Darío de Regoyos y Valdés (November 1, 1857 – October 29, 1913) was a Spanish painter. He was notable for contributing to "the renewal of modern Spanish painting". A student of Carlos de Haes at the Real Academia de Bellas Artes de San Fernando in 1878 he studied at the Académie Royale des Beaux-Arts and in Brussels. He traveled extensively in the 1880s, accompanied by his friend, the painter Adolfo Guiard. He was a member of the art group L'Essor and a founding member of Les XX with the Belgian avant-garde scene. During these experiences he gained a significant influence from Impressionist and Neo-Impressionist painters.
His works include El paseo de Alderdi Eder (1894), Penaas de Duranguesado, La Espana Negra:Victimas de la fiesta (1894), Mercado de Villarnaca de Oria (1909), Gallinero (1912 ) and Polluelos (1912). Though his work was not very popular during his lifetime, after his death, a tribute exhibition was devoted to him in the Biblioteca Nacional de España in Madrid. Collections of his art are held by the Bilbao Fine Arts Museum, the Museu Nacional d'Art de Catalunya in Barcelona, Abelló Museum in Vallès Oriental, and the Carmen Thyssen Museum in Málaga.

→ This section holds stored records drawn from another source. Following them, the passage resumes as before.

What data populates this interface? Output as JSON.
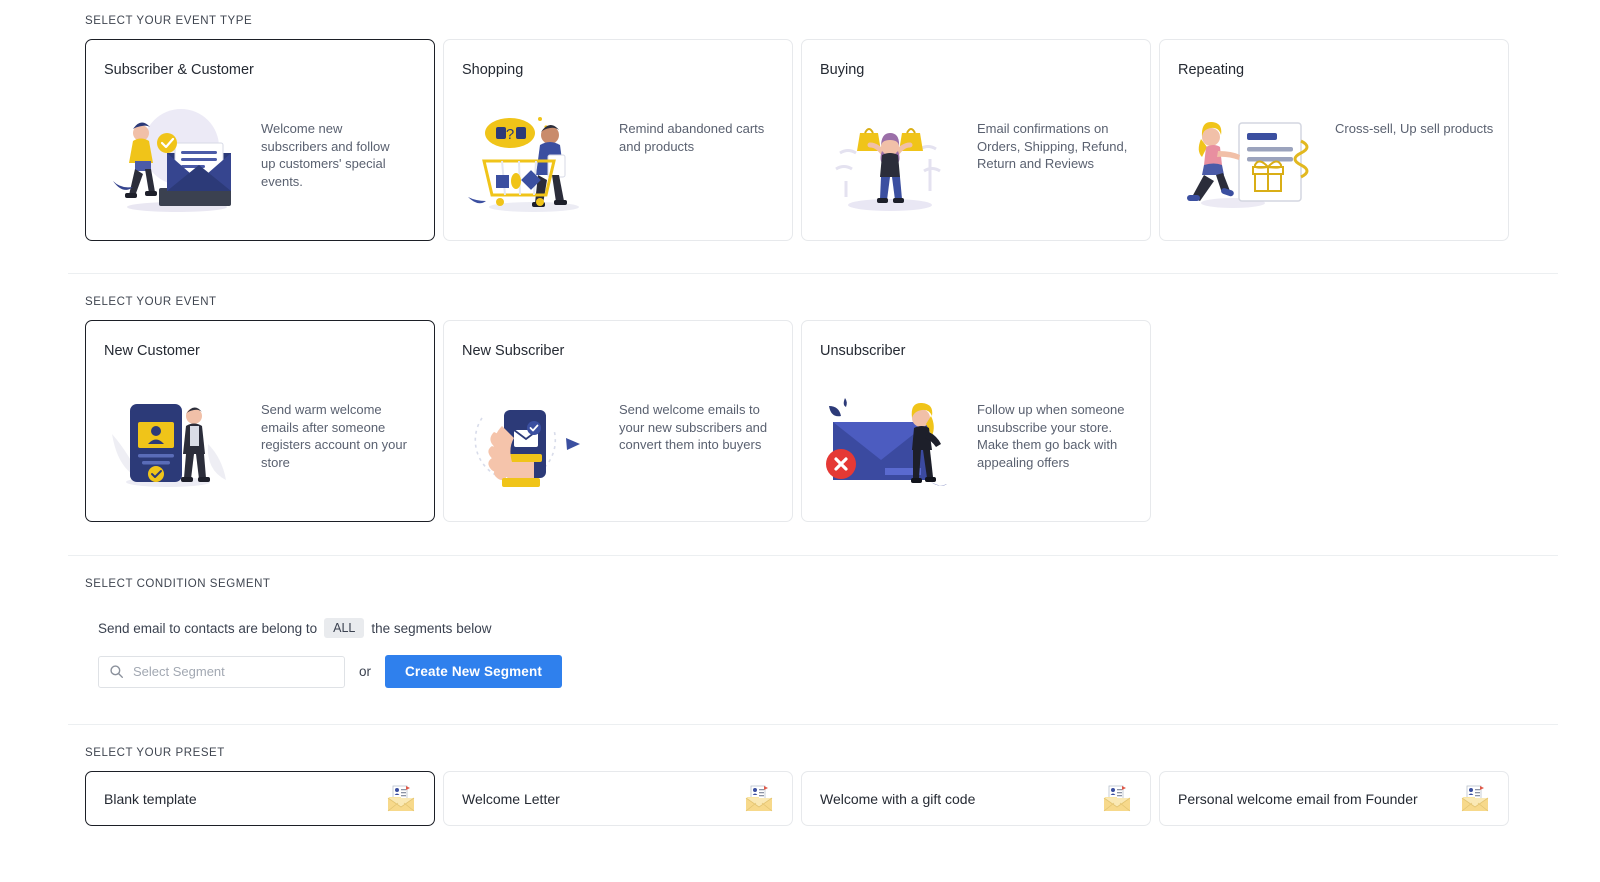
{
  "sections": {
    "event_type": {
      "label": "SELECT YOUR EVENT TYPE"
    },
    "event": {
      "label": "SELECT YOUR EVENT"
    },
    "condition": {
      "label": "SELECT CONDITION SEGMENT"
    },
    "preset": {
      "label": "SELECT YOUR PRESET"
    }
  },
  "event_types": [
    {
      "title": "Subscriber & Customer",
      "description": "Welcome new subscribers and follow up customers' special events.",
      "selected": true,
      "icon": "person-with-envelope-illustration"
    },
    {
      "title": "Shopping",
      "description": "Remind abandoned carts and products",
      "selected": false,
      "icon": "person-with-cart-illustration"
    },
    {
      "title": "Buying",
      "description": "Email confirmations on Orders, Shipping, Refund, Return and Reviews",
      "selected": false,
      "icon": "person-with-shopping-bags-illustration"
    },
    {
      "title": "Repeating",
      "description": "Cross-sell, Up sell products",
      "selected": false,
      "icon": "person-with-gift-document-illustration"
    }
  ],
  "events": [
    {
      "title": "New Customer",
      "description": "Send warm welcome emails after someone registers account on your store",
      "selected": true,
      "icon": "phone-profile-illustration"
    },
    {
      "title": "New Subscriber",
      "description": "Send welcome emails to your new subscribers and convert them into buyers",
      "selected": false,
      "icon": "hand-holding-phone-illustration"
    },
    {
      "title": "Unsubscriber",
      "description": "Follow up when someone unsubscribe your store. Make them go back with appealing offers",
      "selected": false,
      "icon": "envelope-with-error-illustration"
    }
  ],
  "condition": {
    "sentence_before": "Send email to contacts are belong to",
    "operator": "ALL",
    "sentence_after": "the segments below",
    "search_placeholder": "Select Segment",
    "search_value": "",
    "or_label": "or",
    "create_button": "Create New Segment"
  },
  "presets": [
    {
      "label": "Blank template",
      "selected": true,
      "icon": "email-template-icon"
    },
    {
      "label": "Welcome Letter",
      "selected": false,
      "icon": "email-template-icon"
    },
    {
      "label": "Welcome with a gift code",
      "selected": false,
      "icon": "email-template-icon"
    },
    {
      "label": "Personal welcome email from Founder",
      "selected": false,
      "icon": "email-template-icon"
    }
  ],
  "colors": {
    "primary_button": "#2f80ed",
    "selected_border": "#1c1f26",
    "card_border": "#e7e9ec",
    "illustration_navy": "#2c3a78",
    "illustration_yellow": "#f0c419",
    "illustration_red": "#e53935"
  }
}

Regoyos was born in Ribadesella, the son of Darío Regoyos Morenillo, an architect and assistant of Public Works. In his youth, he moved to Madrid, entering the Real Academia de Bellas Artes de San Fernando in 1878. He was a student of Belgian Carlos de Haes. Invited by friends Enrique Fernández Arbós and Isaac Albéniz, and following the advice of Haes, Regoyos visited Brussels in the following year. He studied at the Académie Royale des Beaux-Arts and lived in the Belgian capital for ten years, his patron being Edmond Picard who introduced him to the thriving art world in Brussels.